Aggregate eviction filings are sourced from the Washington Office of Civil Legal Aid (OCLA), which compiles monthly unlawful-detainer (UD) case counts from each of Washington's 39 superior courts. The OCLA series covers January 2016 – April 2026; charts end at April 2026. The feed reports court-side counts only: no defendant identifiers, addresses, party-level fields, or filing reasons, so the race-disparity analysis featured on other ERN state profiles is not run here. Renter-household denominators come from the American Community Survey 5-year estimates (table B25003) at the county and state level; cost-burden shares (renters paying 30% or more of income on rent) come from ACS table B25070.

A note on counts. The numbers above reflect counts reported by each superior court to the Washington Office of Civil Legal Aid. The series is reasonably complete back to 2016, but the most recent month or two may still be settling as smaller-county clerks file their monthly reports. A filing is the start of a case, not a removal or a judgment; most resolve short of a lockout, so we report it as a leading indicator of housing distress. The rate counts filings rather than distinct households, so a renter household taken to court more than once in a year is counted each time. King County's UD case-number format historically differed from the other 38 counties; OCLA's compilation harmonizes them upstream, so the counts here are directly comparable across counties.

Figure 2 projection. The dashed extension on the 2026 bar is a year-end estimate from a seasonal ARIMA model fit to monthly statewide filings from January 2023 onward (the post-recovery plateau). The auto-selected order on this release is SARIMA(3,1,0)(1,0,0)[12] (forecast::auto.arima in R). We forecast the eight months remaining in 2026, sum them with the year-to-date actual (8,655 filings through April 2026), and report the expected count (~26,314) plus an 80% range of 22,874–29,754. It does not account for policy or economic shocks (a new moratorium, a court-system backlog, an enforcement change), which would shift the trajectory in ways the model can't see. As a robustness check, a longer-window SARIMA and an exponential-smoothing (ETS) model both land within about one percent of this estimate.
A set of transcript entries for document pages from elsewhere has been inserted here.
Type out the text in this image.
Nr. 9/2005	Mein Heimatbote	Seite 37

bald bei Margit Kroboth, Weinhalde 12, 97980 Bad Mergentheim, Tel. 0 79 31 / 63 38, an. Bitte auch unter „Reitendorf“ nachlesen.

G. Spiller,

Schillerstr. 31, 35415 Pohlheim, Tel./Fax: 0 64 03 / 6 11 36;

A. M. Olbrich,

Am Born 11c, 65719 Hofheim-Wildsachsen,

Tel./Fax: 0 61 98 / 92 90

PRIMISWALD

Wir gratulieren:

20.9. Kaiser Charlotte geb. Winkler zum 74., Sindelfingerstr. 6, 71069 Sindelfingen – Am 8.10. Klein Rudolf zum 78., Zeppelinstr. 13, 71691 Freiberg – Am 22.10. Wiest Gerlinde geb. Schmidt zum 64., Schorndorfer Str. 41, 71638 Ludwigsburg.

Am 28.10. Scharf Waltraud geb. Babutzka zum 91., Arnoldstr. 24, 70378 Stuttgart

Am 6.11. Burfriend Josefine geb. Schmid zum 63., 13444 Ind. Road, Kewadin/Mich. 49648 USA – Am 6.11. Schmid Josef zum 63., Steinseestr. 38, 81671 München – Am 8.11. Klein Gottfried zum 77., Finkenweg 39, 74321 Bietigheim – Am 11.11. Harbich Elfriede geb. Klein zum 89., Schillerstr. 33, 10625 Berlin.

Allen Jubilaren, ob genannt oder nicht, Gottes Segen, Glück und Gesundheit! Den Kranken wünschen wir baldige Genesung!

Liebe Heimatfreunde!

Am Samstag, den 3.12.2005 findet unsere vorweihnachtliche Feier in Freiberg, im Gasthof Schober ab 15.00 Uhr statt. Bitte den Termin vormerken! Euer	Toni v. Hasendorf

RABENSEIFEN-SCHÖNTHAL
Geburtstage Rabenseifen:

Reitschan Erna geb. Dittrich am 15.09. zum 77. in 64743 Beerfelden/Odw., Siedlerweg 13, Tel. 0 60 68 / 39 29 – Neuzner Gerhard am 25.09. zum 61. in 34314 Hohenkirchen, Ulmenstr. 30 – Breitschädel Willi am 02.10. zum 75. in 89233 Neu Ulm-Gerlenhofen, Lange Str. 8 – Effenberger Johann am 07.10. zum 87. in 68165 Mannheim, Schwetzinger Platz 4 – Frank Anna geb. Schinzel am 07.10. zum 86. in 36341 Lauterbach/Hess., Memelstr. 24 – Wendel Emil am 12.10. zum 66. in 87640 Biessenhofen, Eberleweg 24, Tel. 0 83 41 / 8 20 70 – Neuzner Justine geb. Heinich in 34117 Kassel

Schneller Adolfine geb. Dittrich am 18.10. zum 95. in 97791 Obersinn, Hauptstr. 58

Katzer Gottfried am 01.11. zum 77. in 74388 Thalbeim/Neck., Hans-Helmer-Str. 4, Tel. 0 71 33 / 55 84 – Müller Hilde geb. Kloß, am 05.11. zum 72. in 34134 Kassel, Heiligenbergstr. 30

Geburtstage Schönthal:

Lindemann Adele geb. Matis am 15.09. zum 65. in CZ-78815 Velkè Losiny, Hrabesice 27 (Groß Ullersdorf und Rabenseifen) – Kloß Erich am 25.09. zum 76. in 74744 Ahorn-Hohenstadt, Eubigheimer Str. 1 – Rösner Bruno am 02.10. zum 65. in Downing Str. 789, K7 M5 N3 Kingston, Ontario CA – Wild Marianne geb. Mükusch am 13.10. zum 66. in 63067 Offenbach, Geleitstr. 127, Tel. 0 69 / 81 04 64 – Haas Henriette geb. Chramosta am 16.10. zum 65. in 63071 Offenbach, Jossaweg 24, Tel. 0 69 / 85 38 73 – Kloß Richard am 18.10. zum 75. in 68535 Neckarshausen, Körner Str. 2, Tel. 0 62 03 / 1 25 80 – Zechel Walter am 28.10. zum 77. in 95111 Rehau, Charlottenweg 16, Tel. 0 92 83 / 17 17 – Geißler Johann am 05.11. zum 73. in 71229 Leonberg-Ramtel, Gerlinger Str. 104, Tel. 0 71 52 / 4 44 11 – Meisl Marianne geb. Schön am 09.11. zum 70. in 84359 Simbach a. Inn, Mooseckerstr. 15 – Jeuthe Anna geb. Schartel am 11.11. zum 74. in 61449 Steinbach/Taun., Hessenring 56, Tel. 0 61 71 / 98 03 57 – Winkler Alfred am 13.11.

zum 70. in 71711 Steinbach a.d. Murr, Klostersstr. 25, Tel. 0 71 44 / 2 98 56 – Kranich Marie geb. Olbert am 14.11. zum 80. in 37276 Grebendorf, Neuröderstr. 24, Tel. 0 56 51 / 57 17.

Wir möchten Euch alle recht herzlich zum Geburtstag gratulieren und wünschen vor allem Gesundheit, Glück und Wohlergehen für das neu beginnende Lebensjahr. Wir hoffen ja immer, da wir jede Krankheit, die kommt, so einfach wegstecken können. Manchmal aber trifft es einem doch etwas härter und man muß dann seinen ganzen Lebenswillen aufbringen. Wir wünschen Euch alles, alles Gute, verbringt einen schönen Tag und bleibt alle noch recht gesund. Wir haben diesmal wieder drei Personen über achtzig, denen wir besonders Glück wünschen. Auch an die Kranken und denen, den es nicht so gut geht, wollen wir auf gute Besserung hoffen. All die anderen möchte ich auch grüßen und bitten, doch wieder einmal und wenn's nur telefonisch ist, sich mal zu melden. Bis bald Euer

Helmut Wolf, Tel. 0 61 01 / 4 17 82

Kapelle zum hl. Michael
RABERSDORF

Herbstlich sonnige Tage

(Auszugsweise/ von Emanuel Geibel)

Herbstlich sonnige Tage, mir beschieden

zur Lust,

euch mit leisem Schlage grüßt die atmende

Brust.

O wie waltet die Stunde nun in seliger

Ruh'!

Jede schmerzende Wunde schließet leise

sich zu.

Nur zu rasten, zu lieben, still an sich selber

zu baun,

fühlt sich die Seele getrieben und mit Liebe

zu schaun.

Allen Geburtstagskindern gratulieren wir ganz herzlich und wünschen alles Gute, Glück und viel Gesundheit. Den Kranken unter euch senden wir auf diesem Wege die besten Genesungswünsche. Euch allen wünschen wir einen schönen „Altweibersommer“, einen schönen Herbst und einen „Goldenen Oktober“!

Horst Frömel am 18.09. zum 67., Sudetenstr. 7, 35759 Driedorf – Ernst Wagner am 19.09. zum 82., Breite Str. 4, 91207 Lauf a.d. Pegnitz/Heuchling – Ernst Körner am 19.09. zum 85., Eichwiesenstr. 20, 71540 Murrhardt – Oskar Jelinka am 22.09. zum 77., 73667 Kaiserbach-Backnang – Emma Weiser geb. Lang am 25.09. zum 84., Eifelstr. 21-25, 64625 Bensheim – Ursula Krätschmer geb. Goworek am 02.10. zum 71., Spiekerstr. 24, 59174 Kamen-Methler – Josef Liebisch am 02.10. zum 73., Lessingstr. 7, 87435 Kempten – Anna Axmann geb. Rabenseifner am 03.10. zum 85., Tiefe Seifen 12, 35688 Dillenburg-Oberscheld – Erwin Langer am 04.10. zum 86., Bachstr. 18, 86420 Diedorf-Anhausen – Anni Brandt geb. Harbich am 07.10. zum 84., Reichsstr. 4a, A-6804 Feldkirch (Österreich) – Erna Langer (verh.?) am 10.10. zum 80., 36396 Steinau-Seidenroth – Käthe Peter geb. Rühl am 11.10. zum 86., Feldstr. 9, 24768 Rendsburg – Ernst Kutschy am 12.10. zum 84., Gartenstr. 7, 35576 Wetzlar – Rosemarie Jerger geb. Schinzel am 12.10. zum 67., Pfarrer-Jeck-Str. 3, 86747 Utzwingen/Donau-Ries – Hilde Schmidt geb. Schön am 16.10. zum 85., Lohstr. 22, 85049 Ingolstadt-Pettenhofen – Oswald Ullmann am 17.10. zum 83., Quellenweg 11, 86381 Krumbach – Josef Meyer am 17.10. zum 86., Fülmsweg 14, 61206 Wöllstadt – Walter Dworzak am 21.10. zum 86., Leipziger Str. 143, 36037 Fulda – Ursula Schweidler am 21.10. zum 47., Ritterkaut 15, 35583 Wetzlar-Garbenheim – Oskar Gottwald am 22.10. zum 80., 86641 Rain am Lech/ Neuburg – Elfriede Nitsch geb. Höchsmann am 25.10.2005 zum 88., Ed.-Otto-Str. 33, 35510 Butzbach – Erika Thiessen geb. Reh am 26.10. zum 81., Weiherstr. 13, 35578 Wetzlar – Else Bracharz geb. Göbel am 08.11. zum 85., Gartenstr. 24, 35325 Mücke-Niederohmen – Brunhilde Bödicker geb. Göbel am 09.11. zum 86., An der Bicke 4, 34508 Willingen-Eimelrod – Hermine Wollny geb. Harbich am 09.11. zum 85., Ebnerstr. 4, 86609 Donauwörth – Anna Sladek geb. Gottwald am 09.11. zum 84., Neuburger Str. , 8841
In plain terms: the dashed line is the expected count, but the real 2026 total could come in anywhere across that range, and because the bottom of it falls below 2025's 23,968, a flat or slightly-down year is not ruled out.

Map bins (Lower / Moderate / High / Extreme). The four-tier choropleth uses Jenks-equivalent natural breaks computed with the ckmeans algorithm. Each polygon's value is the annualized rate (filings in the active window, scaled to a 12-month equivalent and divided by renter households), so a 3-month window and a 5-year window are directly comparable. Bins recompute every time the slider moves; labels stay constant, numeric thresholds float to the data on screen.

For ERN-wide methodology see the methodology page. Code at github.com/evictionresearch/washington. Prior Washington research is archived at the State of Evictions in Washington, 2020 report.

On the structure. Each chart is numbered and titled with a claim sentence, followed by a short interpretive description: the finding stated plainly, then the evidence behind it. The data, the methods, and the conclusions are the Eviction Research Network's.

Data delivered: 2026-06-05. Profile rendered: 2026-06-05.